Trevor has cared for his wife Linda for over 20 years. He shares some of their life together, and what caring has been like for him.
The first time I held her hand I felt a bond I’d not known before and with no other since.
We were married at Christ Church, New Malden by the Rev. Peter Coombs on 20th September 1969 and this September we’ll have been together for 54 years. I remember that day as just yesterday and can hardly believe so many years have passed since.
Life for that new Mr. and Mrs. was not all a bed of roses and we had our share of ills. A nasty flu at our first Christmas saw us laid up, but my girl got up to make our Christmas lunch which comprised an enormous turkey which would feed a family for days. It had been supplied by a farmer, the best man at our wedding, who had been very generous as it only just got into the oven. In addition to her ballet dancing past, my girl could cook very well, and we never went hungry. Those early years were challenging as we had very little money and could not afford to socialize much, but we got by.
I suppose that just ‘getting by’ is the English philosophy of life and that Mr.Micawber’s advice for financial happiness is quite sound. Staying within budget and not borrowing from the future is something that young people should follow today.

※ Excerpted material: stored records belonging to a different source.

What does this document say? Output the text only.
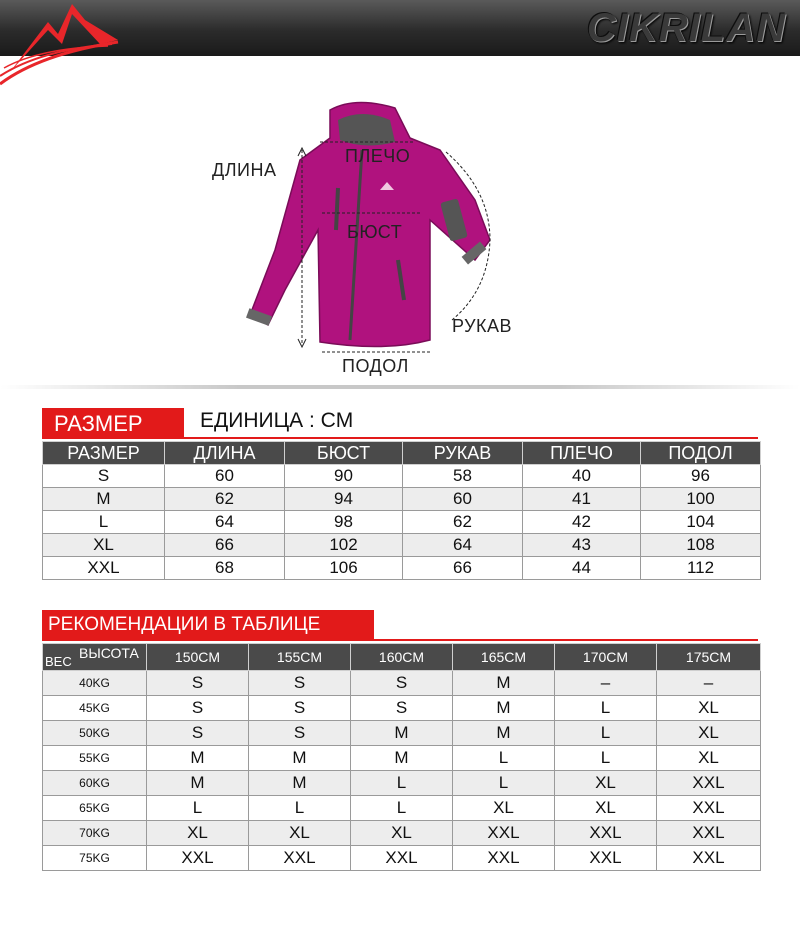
CIKRILAN
ДЛИНА
ПЛЕЧО
БЮСТ
РУКАВ
ПОДОЛ
РАЗМЕР	ЕДИНИЦА : CM
РАЗМЕР	ДЛИНА	БЮСТ	РУКАВ	ПЛЕЧО	ПОДОЛ
S	60	90	58	40	96
M	62	94	60	41	100
L	64	98	62	42	104
XL	66	102	64	43	108
XXL	68	106	66	44	112
РЕКОМЕНДАЦИИ В ТАБЛИЦЕ
ВЫСОТА
ВЕС	150CM	155CM	160CM	165CM	170CM	175CM
40KG	S	S	S	M	–	–
45KG	S	S	S	M	L	XL
50KG	S	S	M	M	L	XL
55KG	M	M	M	L	L	XL
60KG	M	M	L	L	XL	XXL
65KG	L	L	L	XL	XL	XXL
70KG	XL	XL	XL	XXL	XXL	XXL
75KG	XXL	XXL	XXL	XXL	XXL	XXL
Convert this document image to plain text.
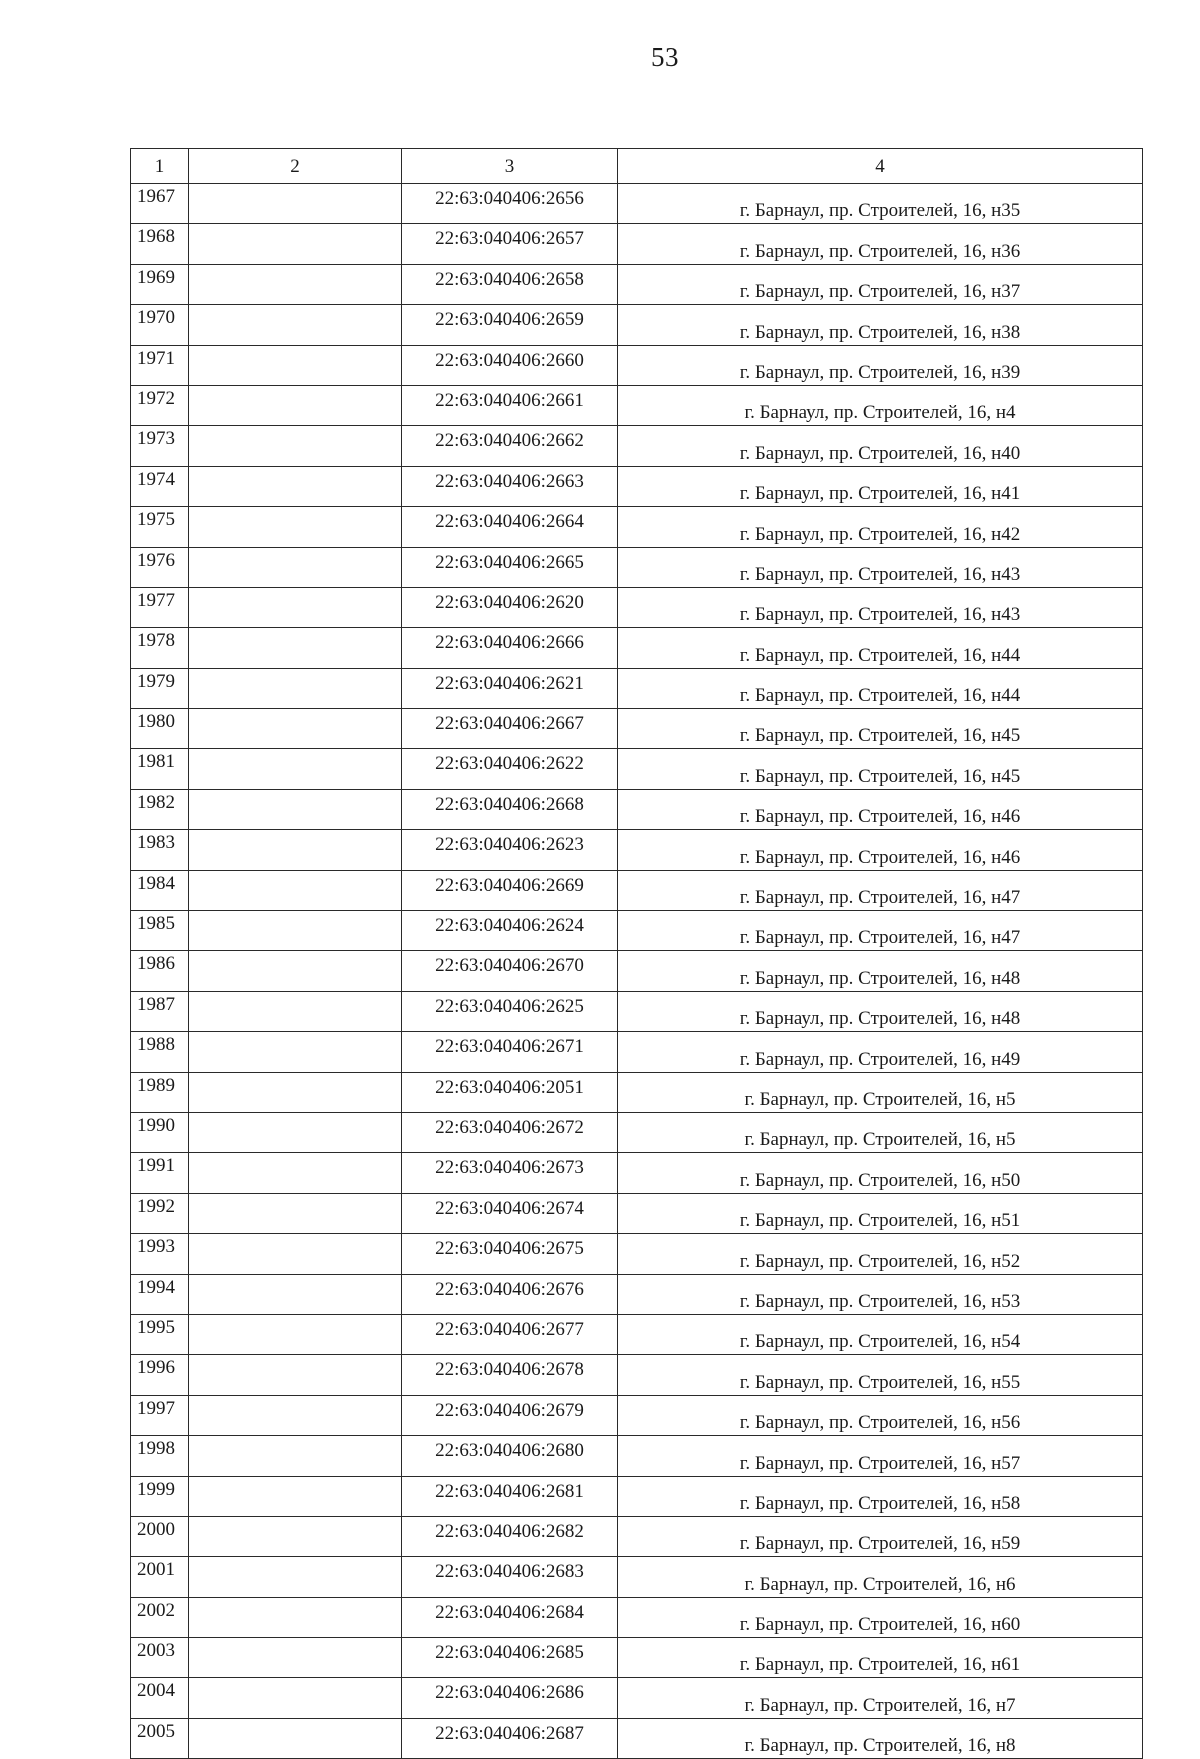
53
1	2	3	4
1967		22:63:040406:2656	г. Барнаул, пр. Строителей, 16, н35
1968		22:63:040406:2657	г. Барнаул, пр. Строителей, 16, н36
1969		22:63:040406:2658	г. Барнаул, пр. Строителей, 16, н37
1970		22:63:040406:2659	г. Барнаул, пр. Строителей, 16, н38
1971		22:63:040406:2660	г. Барнаул, пр. Строителей, 16, н39
1972		22:63:040406:2661	г. Барнаул, пр. Строителей, 16, н4
1973		22:63:040406:2662	г. Барнаул, пр. Строителей, 16, н40
1974		22:63:040406:2663	г. Барнаул, пр. Строителей, 16, н41
1975		22:63:040406:2664	г. Барнаул, пр. Строителей, 16, н42
1976		22:63:040406:2665	г. Барнаул, пр. Строителей, 16, н43
1977		22:63:040406:2620	г. Барнаул, пр. Строителей, 16, н43
1978		22:63:040406:2666	г. Барнаул, пр. Строителей, 16, н44
1979		22:63:040406:2621	г. Барнаул, пр. Строителей, 16, н44
1980		22:63:040406:2667	г. Барнаул, пр. Строителей, 16, н45
1981		22:63:040406:2622	г. Барнаул, пр. Строителей, 16, н45
1982		22:63:040406:2668	г. Барнаул, пр. Строителей, 16, н46
1983		22:63:040406:2623	г. Барнаул, пр. Строителей, 16, н46
1984		22:63:040406:2669	г. Барнаул, пр. Строителей, 16, н47
1985		22:63:040406:2624	г. Барнаул, пр. Строителей, 16, н47
1986		22:63:040406:2670	г. Барнаул, пр. Строителей, 16, н48
1987		22:63:040406:2625	г. Барнаул, пр. Строителей, 16, н48
1988		22:63:040406:2671	г. Барнаул, пр. Строителей, 16, н49
1989		22:63:040406:2051	г. Барнаул, пр. Строителей, 16, н5
1990		22:63:040406:2672	г. Барнаул, пр. Строителей, 16, н5
1991		22:63:040406:2673	г. Барнаул, пр. Строителей, 16, н50
1992		22:63:040406:2674	г. Барнаул, пр. Строителей, 16, н51
1993		22:63:040406:2675	г. Барнаул, пр. Строителей, 16, н52
1994		22:63:040406:2676	г. Барнаул, пр. Строителей, 16, н53
1995		22:63:040406:2677	г. Барнаул, пр. Строителей, 16, н54
1996		22:63:040406:2678	г. Барнаул, пр. Строителей, 16, н55
1997		22:63:040406:2679	г. Барнаул, пр. Строителей, 16, н56
1998		22:63:040406:2680	г. Барнаул, пр. Строителей, 16, н57
1999		22:63:040406:2681	г. Барнаул, пр. Строителей, 16, н58
2000		22:63:040406:2682	г. Барнаул, пр. Строителей, 16, н59
2001		22:63:040406:2683	г. Барнаул, пр. Строителей, 16, н6
2002		22:63:040406:2684	г. Барнаул, пр. Строителей, 16, н60
2003		22:63:040406:2685	г. Барнаул, пр. Строителей, 16, н61
2004		22:63:040406:2686	г. Барнаул, пр. Строителей, 16, н7
2005		22:63:040406:2687	г. Барнаул, пр. Строителей, 16, н8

It might be thought old fashioned, but is as valid now as it’s always been. It is for this reason I did not have a credit card as I considered debt to be anathema. Years later I did get a credit card which made it easier to pay hotel bills, but by then the pressure on finances had eased. I always paid the debt off every month before being charged the enormous interest.
Our son was born in Epsom hospital in 1975 and some days later I drove him and my girl home, but so anxiously that I barely exceeded 20 mph. All that night I hardly slept, but checked on our baby boy often in his cot. Not unknown to new parents I believe. My girl coped with her new son very well and she protected and cared for him as no other; perhaps a little too much; but nobody would complain about that. Of course, and just like his mother, he was very good looking, and a few years later, people would stare at him as he toddled by.
My girl always looked her best and I was very happy to be with her as nobody looked at me when she was by my side. She would sometimes pick me up from work in our car and it amused me to witness the number of young men who glanced at her while she was busy reading a paper. She took no notice and was probably oblivious to their attentions. I confess to being flattered a little when envied by others, but my girl is responsible for that.
We continued on our way, but in 1997 she lost her father, then her younger sister, the following year, to oesophageal cancer. That was a very hard time for her especially as she did so much, trying to save her younger sister’s life.
Not feeling herself
Perhaps unsurprisingly, it was about that time when she seemed not to be her usual self. My girl had always been a little awkward at times, but not like this. I put this down to the recent loss of some of her close family, but it was not to improve; it became gradually worse instead. Then the most difficult time when as she slowly withdrew from normality I had to fill the gaps she had left in cooking and shopping which had been abandoned. Trying to do household chores while still holding down a full time job was a most testing time and I often went to bed in the small hours totally exhausted and that was for every day of the year and including Christmas Day.
Our Phillip, while still at home, suffered greatly as he watched his mother fade, the caring mum he’d known and loved slipping away before him. The damage this caused is difficult to imagine. Despite many consultations with doctors nothing was discovered until a few years ago when dementia was eventually diagnosed. Then the deterioration, which had been gradual, developed rapidly until the Spring of 2022 when her situation had progressed to when it had become impossible to cope with.
I had avoided advice to search for a Care Home preferring to look after my girl myself, but a District Nurse brought matters to a head when she said I could not go on like this and she phoned our GP and Social Services, in my presence, announcing it as an emergency. I thought to be doing my best for her, but apparently not.
I managed to get my girl into a Nursing Home on 1st July last year. I was fearful that she would not settle, but had no need to worry as the staff at the Home are kind and handle the residents carefully and are very considerate. She is now groomed, well fed and clothed as she was always and looks 20 years younger. She continues to dance around in the Home remembering the ballet steps of long ago. Yes, some things are not forgotten.
I now visit twice a week, at least, and she is always pleased to see me as we hug and kiss hello. I usually have some items for her comfort, and a favourite treat.
She is physically in A1 condition, but her mind is fading and makes little sense. Many folks are unaware of just how awful this condition is, largely due to sufferers not going out much and remaining behind closed doors. I plan to face the future together as we have always. I will not abandon her in this moment of difficulty, but want to make her life as easy and happy as possible.
Thoughts for others
All un-paid carers, when presented with a loved one’s dementia, should be resilient, responsible and empathetic, but sadness for the fading person should not be expressed for that’s of no practical use; remain positive at all times and don’t expect too much. Everyone has problems to face some of which are tragic, but accept the reality, keep faith and march on.
The best time, during my visits, is when we sit together laughing and just holding hands just as we did on that first date 56 years ago. I think this a treat for us both and who knows, perhaps she remembers.
The picture shows Trevor’s wife, Linda, and son Phillip on holiday in Austria in 1986.